To get a further understanding of how or whether the 20 per cent rule worked, and especially the racial effects of it, I looked at the SEA results published in the Express of June 29 and used Indian names as a proxy for the race of children. It is true that in some cases in this country one cannot tell the race of a person by his/her name. Since the ministry has published the names of students assigned to the various schools, because of the distinctiveness of Indian names, one can use this as a proxy to determine racial placement. In many contests of this order, numbers are used rather than names since names would provide clues to race. For example, it is possible by looking at the results to tell where Chinese students were placed because of the distinctiveness of their names.
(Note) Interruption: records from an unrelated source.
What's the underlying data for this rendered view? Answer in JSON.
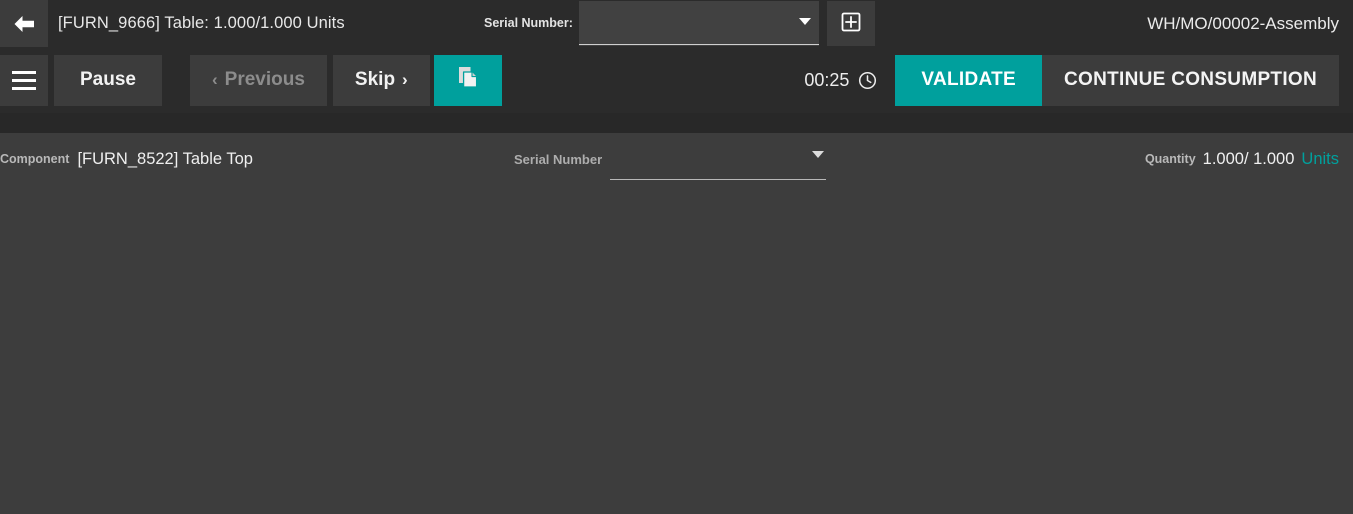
{
  "header": {
    "back_icon": "arrow-left-icon",
    "title": "[FURN_9666] Table: 1.000/1.000 Units",
    "serial_label": "Serial Number:",
    "serial_value": "",
    "serial_placeholder": "",
    "add_icon": "square-plus-icon",
    "reference": "WH/MO/00002-Assembly"
  },
  "toolbar": {
    "menu_icon": "hamburger-menu-icon",
    "pause_label": "Pause",
    "previous_label": "Previous",
    "previous_chevron": "‹",
    "skip_label": "Skip",
    "skip_chevron": "›",
    "duplicate_icon": "copy-documents-icon",
    "timer_value": "00:25",
    "timer_icon": "clock-icon",
    "validate_label": "VALIDATE",
    "continue_label": "CONTINUE CONSUMPTION"
  },
  "component": {
    "label": "Component",
    "name": "[FURN_8522] Table Top",
    "serial_label": "Serial Number",
    "serial_value": "",
    "serial_placeholder": "",
    "quantity_label": "Quantity",
    "quantity_value": "1.000/ 1.000",
    "quantity_uom": "Units"
  },
  "colors": {
    "accent_teal": "#00a09d",
    "header_bg": "#2b2b2b",
    "body_bg": "#3d3d3d",
    "button_bg": "#3c3c3c",
    "divider_bg": "#282828",
    "disabled_text": "#8c8c8c"
  }
}
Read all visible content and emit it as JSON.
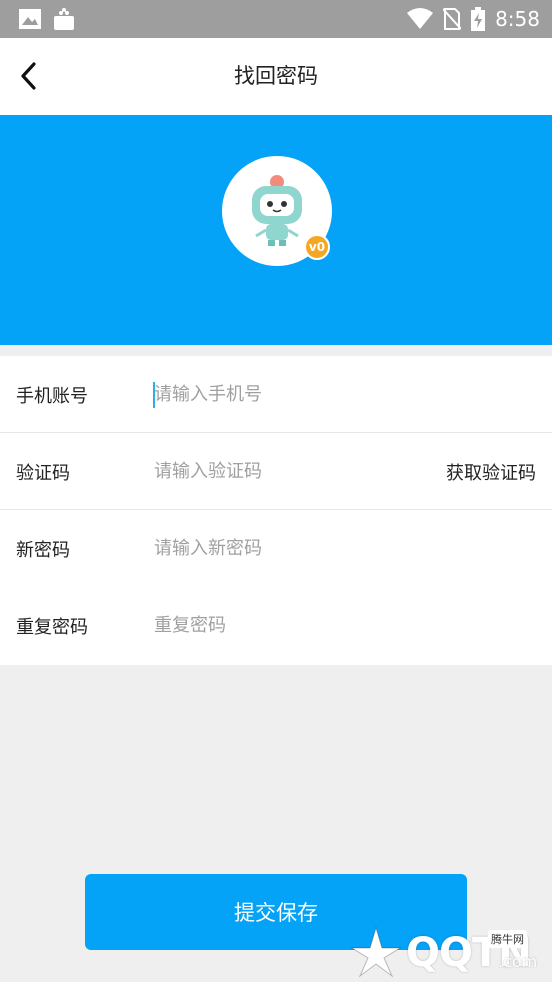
{
  "status_bar": {
    "time": "8:58",
    "icons": [
      "image-icon",
      "shopping-bag-icon",
      "wifi-icon",
      "no-sim-icon",
      "battery-charging-icon"
    ]
  },
  "header": {
    "title": "找回密码",
    "back_icon": "chevron-left-icon"
  },
  "banner": {
    "background": "#05a3f7",
    "version_badge": "v0"
  },
  "form": {
    "phone": {
      "label": "手机账号",
      "placeholder": "请输入手机号",
      "value": ""
    },
    "code": {
      "label": "验证码",
      "placeholder": "请输入验证码",
      "value": "",
      "action_label": "获取验证码"
    },
    "new_password": {
      "label": "新密码",
      "placeholder": "请输入新密码",
      "value": ""
    },
    "repeat_password": {
      "label": "重复密码",
      "placeholder": "重复密码",
      "value": ""
    }
  },
  "submit": {
    "label": "提交保存"
  },
  "watermark": {
    "text": "QQTN",
    "suffix": ".com",
    "badge": "腾牛网"
  },
  "colors": {
    "accent": "#05a3f7",
    "badge": "#f5a623"
  }
}
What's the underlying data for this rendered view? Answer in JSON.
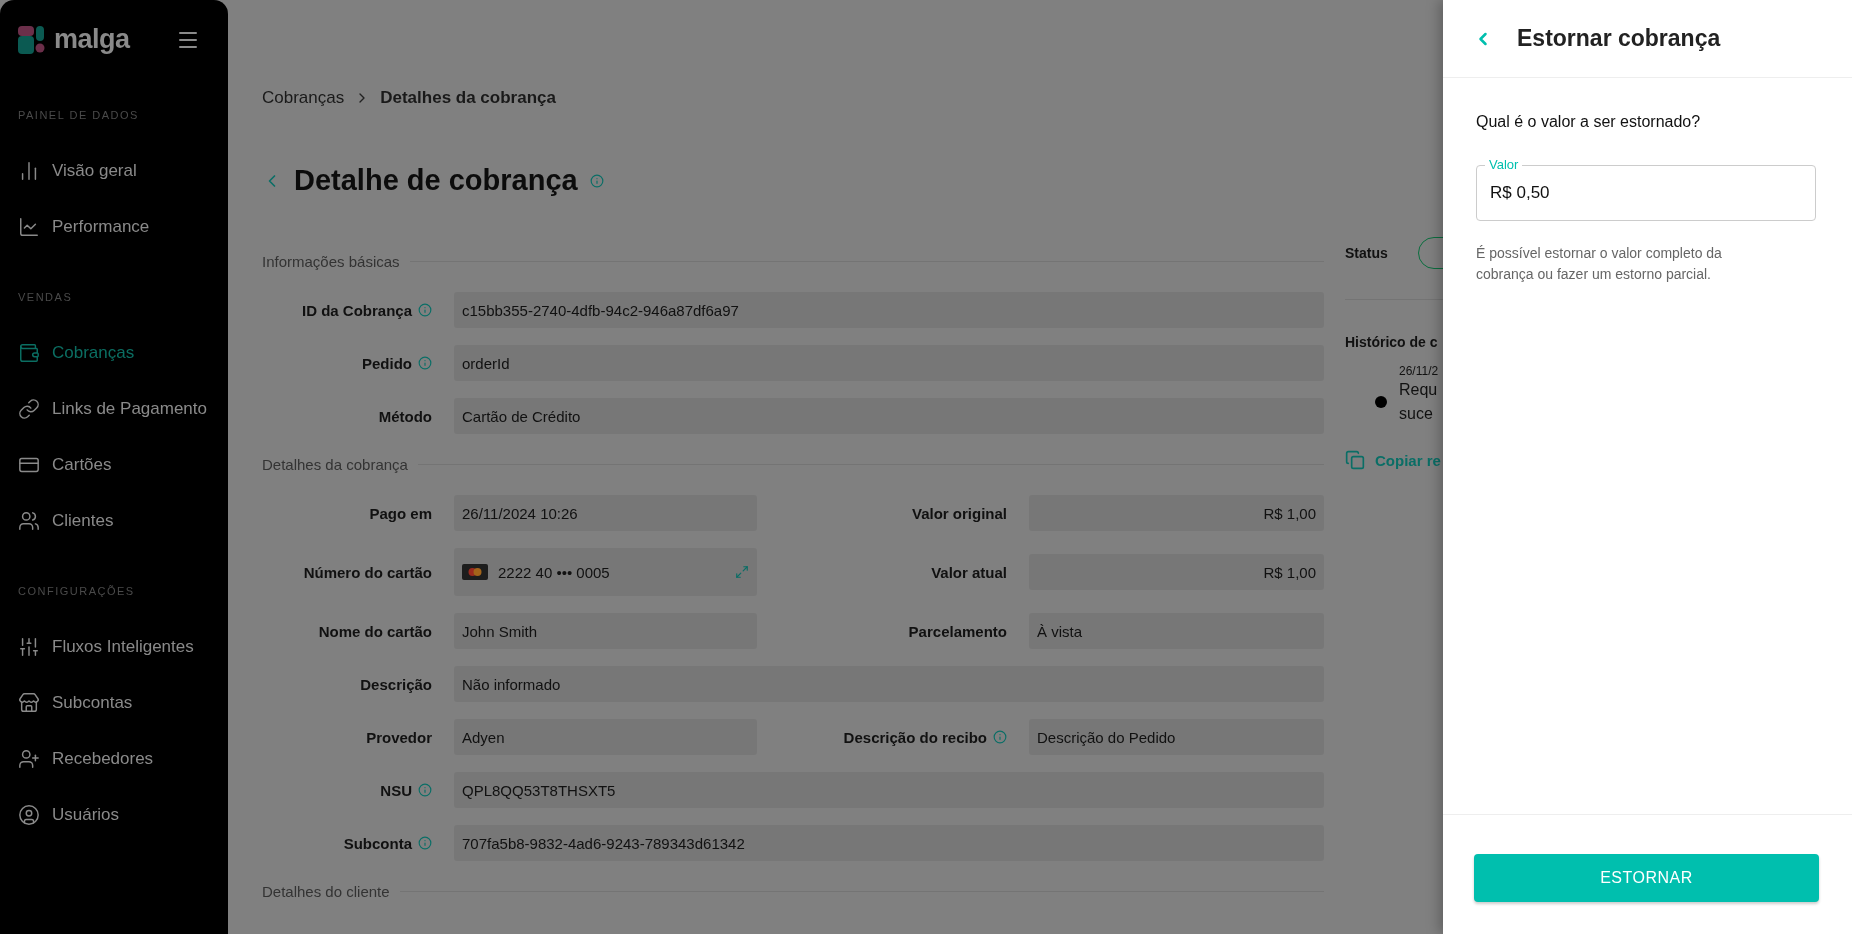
{
  "sidebar": {
    "logo": "malga",
    "sections": [
      {
        "title": "PAINEL DE DADOS",
        "items": [
          {
            "label": "Visão geral",
            "selected": false
          },
          {
            "label": "Performance",
            "selected": false
          }
        ]
      },
      {
        "title": "VENDAS",
        "items": [
          {
            "label": "Cobranças",
            "selected": true
          },
          {
            "label": "Links de Pagamento",
            "selected": false
          },
          {
            "label": "Cartões",
            "selected": false
          },
          {
            "label": "Clientes",
            "selected": false
          }
        ]
      },
      {
        "title": "CONFIGURAÇÕES",
        "items": [
          {
            "label": "Fluxos Inteligentes",
            "selected": false
          },
          {
            "label": "Subcontas",
            "selected": false
          },
          {
            "label": "Recebedores",
            "selected": false
          },
          {
            "label": "Usuários",
            "selected": false
          }
        ]
      }
    ]
  },
  "breadcrumb": [
    {
      "label": "Cobranças",
      "current": false
    },
    {
      "label": "Detalhes da cobrança",
      "current": true
    }
  ],
  "page_title": "Detalhe de cobrança",
  "sections": [
    {
      "title": "Informações básicas",
      "rows": [
        [
          {
            "label": "ID da Cobrança",
            "info": true,
            "kind": "text",
            "value": "c15bb355-2740-4dfb-94c2-946a87df6a97"
          }
        ],
        [
          {
            "label": "Pedido",
            "info": true,
            "kind": "text",
            "value": "orderId"
          }
        ],
        [
          {
            "label": "Método",
            "info": false,
            "kind": "text",
            "value": "Cartão de Crédito"
          }
        ]
      ]
    },
    {
      "title": "Detalhes da cobrança",
      "rows": [
        [
          {
            "label": "Pago em",
            "info": false,
            "kind": "text",
            "value": "26/11/2024 10:26"
          },
          {
            "label": "Valor original",
            "info": false,
            "kind": "amount",
            "value": "R$ 1,00"
          }
        ],
        [
          {
            "label": "Número do cartão",
            "info": false,
            "kind": "card",
            "value": "2222 40 ••• 0005"
          },
          {
            "label": "Valor atual",
            "info": false,
            "kind": "amount",
            "value": "R$ 1,00"
          }
        ],
        [
          {
            "label": "Nome do cartão",
            "info": false,
            "kind": "text",
            "value": "John Smith"
          },
          {
            "label": "Parcelamento",
            "info": false,
            "kind": "text",
            "value": "À vista"
          }
        ],
        [
          {
            "label": "Descrição",
            "info": false,
            "kind": "text",
            "value": "Não informado"
          }
        ],
        [
          {
            "label": "Provedor",
            "info": false,
            "kind": "text",
            "value": "Adyen"
          },
          {
            "label": "Descrição do recibo",
            "info": true,
            "kind": "text",
            "value": "Descrição do Pedido"
          }
        ],
        [
          {
            "label": "NSU",
            "info": true,
            "kind": "text",
            "value": "QPL8QQ53T8THSXT5"
          }
        ],
        [
          {
            "label": "Subconta",
            "info": true,
            "kind": "text",
            "value": "707fa5b8-9832-4ad6-9243-789343d61342"
          }
        ]
      ]
    },
    {
      "title": "Detalhes do cliente"
    }
  ],
  "side_panel": {
    "status_label": "Status",
    "history_title": "Histórico de c",
    "events": [
      {
        "date": "26/11/2",
        "lines": [
          "Requ",
          "suce"
        ]
      }
    ],
    "copy_link": "Copiar re"
  },
  "drawer": {
    "title": "Estornar cobrança",
    "question": "Qual é o valor a ser estornado?",
    "field": {
      "label": "Valor",
      "value": "R$ 0,50"
    },
    "hint": "É possível estornar o valor completo da cobrança ou fazer um estorno parcial.",
    "button": "ESTORNAR"
  }
}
Using the published names of children as the source of data, I determined whether a child had an East Indian name or not. On that basis I generated tables showing the percentage of children with Indian names who passed for an array of prestige schools. The data show astronomical high placement of children with Indian names in prestige schools, whether those schools are Hindu, Presbyterian, Catholic, or Government. The test cases are Lakshmi, 94.4 per cent placement; Shiva Boys, 97.1 per cent; Parvati Girls, 97.1 per cent; Vishnu Boys, 97.1 per cent; Naparima Girls’, 90.6 per cent; Naparima College, 81.9 per cent; Presentation Chaguanas, 78.6 per cent; Presentation College, San Fernando, 54.2 per cent; Couva East, Boys, 87.5 per cent, and Hillview, 66.9 per cent.
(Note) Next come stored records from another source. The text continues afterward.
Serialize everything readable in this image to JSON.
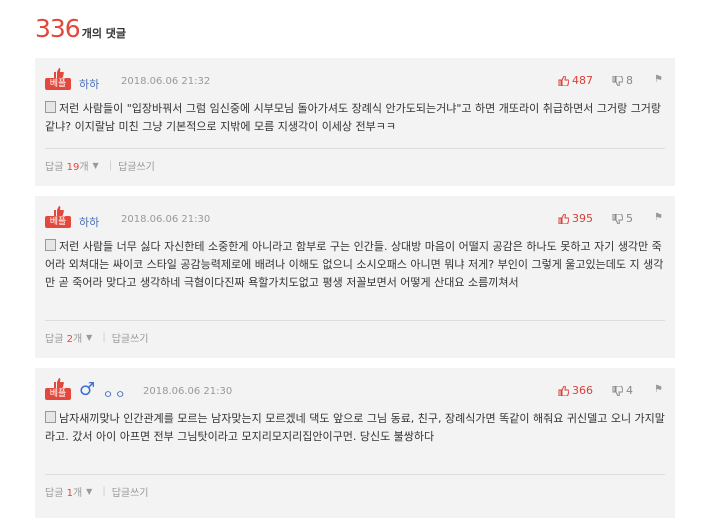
{
  "header": {
    "count": "336",
    "count_label": "개의 댓글"
  },
  "comments": [
    {
      "best_label": "베플",
      "author": "하하",
      "date": "2018.06.06 21:32",
      "likes": "487",
      "dislikes": "8",
      "text": "저런 사람들이 \"입장바꿔서 그럼 임신중에 시부모님 돌아가셔도 장례식 안가도되는거냐\"고 하면 개또라이 취급하면서 그거랑 그거랑 같냐? 이지랄남 미친 그냥 기본적으로 지밖에 모름 지생각이 이세상 전부ㅋㅋ",
      "reply_prefix": "답글",
      "reply_count": "19",
      "reply_suffix": "개",
      "write_reply": "답글쓰기"
    },
    {
      "best_label": "베플",
      "author": "하하",
      "date": "2018.06.06 21:30",
      "likes": "395",
      "dislikes": "5",
      "text": "저런 사람들 너무 싫다 자신한테 소중한게 아니라고 함부로 구는 인간들. 상대방 마음이 어떨지 공감은 하나도 못하고 자기 생각만 죽어라 외쳐대는 싸이코 스타일 공감능력제로에 배려나 이해도 없으니 소시오패스 아니면 뭐냐 저게? 부인이 그렇게 울고있는데도 지 생각만 곧 죽어라 맞다고 생각하네 극혐이다진짜 욕할가치도없고 평생 저꼴보면서 어떻게 산대요 소름끼쳐서",
      "reply_prefix": "답글",
      "reply_count": "2",
      "reply_suffix": "개",
      "write_reply": "답글쓰기"
    },
    {
      "best_label": "베플",
      "author": "ㅇㅇ",
      "gender_icon": "male-symbol",
      "date": "2018.06.06 21:30",
      "likes": "366",
      "dislikes": "4",
      "text": "남자새끼맞나 인간관계를 모르는 남자맞는지 모르겠네 댁도 앞으로 그님 동료, 친구, 장례식가면 똑같이 해줘요 귀신델고 오니 가지말라고. 갔서 아이 아프면 전부 그님탓이라고 모지리모지리집안이구먼. 당신도 불쌍하다",
      "reply_prefix": "답글",
      "reply_count": "1",
      "reply_suffix": "개",
      "write_reply": "답글쓰기"
    }
  ],
  "colors": {
    "accent": "#e2483c",
    "author": "#4a6fb5",
    "card": "#f3f3f3"
  }
}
So much for the 20 per cent rule. If the system allows you to select 100 per cent that is what you will do.
My simple method shows a clear tendency in the placement of children with Indian names. In this country, the prestige Hindu and Presbyterian schools accept Indian children almost exclusively. But these children are also accepted in the majority by Catholic prestige schools notably Presentation College, and the very few Government prestige schools, notably Couva East and St Georges College.
These schools are excluding African children routinely. They depend on taxpayers’ dollars for their funding, but they can function as exclusionary race-based private schools.
It should be clear now that with PNM in power, black children continue to have no champions. The clear need here is for the upgrading of several Government secondary schools. Many of these schools do not offer science, or A’ Levels. Pre-schools which black children desperately need remain unopened. Primary schools all over Laventille, Morvant, Diego Martin, and Marabella, are on academic watch. The Minister is none the wiser, however. I don’t think he has grasp of the job. This is education in 2019, not 1959. The Minister has not travelled to see what education is like these days in places like Finland. He is in a time warp, as Sea Lots and Laventille continue to pick up the bodies of young black men not long out of school. Black children deserve an equal place in secondary schools of excellence. Black pearls need to be nourished, not consigned to the backwaters of the school system, where teachers take time off for relaxation and reflection, every day, under the protection of TTUTA.